Aug 22, Colombo: Sri Lanka's efforts to improve its public finances and to strengthen fiscal reforms will get a boost from technical assistance provided by Japan and the Asian Development Bank (ADB), ADB announced.
An ADB release said the Japan Special Fund, through ADB, will provide a grant of $300,000 to help the government of Sri Lanka identify measures to contain expenditures and increase revenues in the medium term, in order to support its fiscal consolidation program. The Government will provide the equivalent of $60,000 for the technical assistance project.
“The project aims to help reduce poverty by supporting sustainable fiscal management and good governance,” said Bruno Carrasco, Principal Economist for the Financial Sector of ADB’s South Asia Department.
ADB said under its Fiscal Management Reform Program, supported by ADB, the Government has made significant strides in modernizing its revenue operations. The three and a half year program, which ended in June 2008, helped boost revenue collection and reduce the country’s fiscal deficit from 8.2% of gross domestic product (GDP) in 2004 to 7.7% in 2007. The Government is targeting a fiscal deficit of 5% of GDP by 2010.

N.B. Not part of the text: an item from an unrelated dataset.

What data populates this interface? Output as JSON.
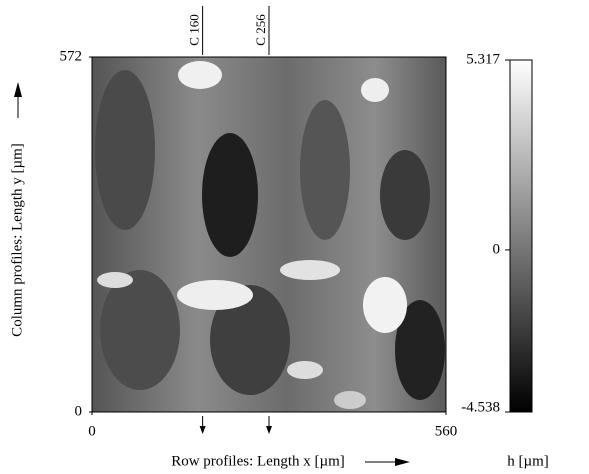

However, the ADB said public expenditure as a share of GDP has not stabilized citing the interest payments on the country’s large national debt and the subsidies designed to insulate the population from the impact of sharp international increases in the prices of food and other items as the reasons.
The project will review public spending in three target areas – agriculture, education and health – in order to identify unproductive and duplicate spending in the sectors, which account for the bulk of government expenditure. It will also help the Ministry of Finance and Planning find ways to increase the effectiveness of its public spending.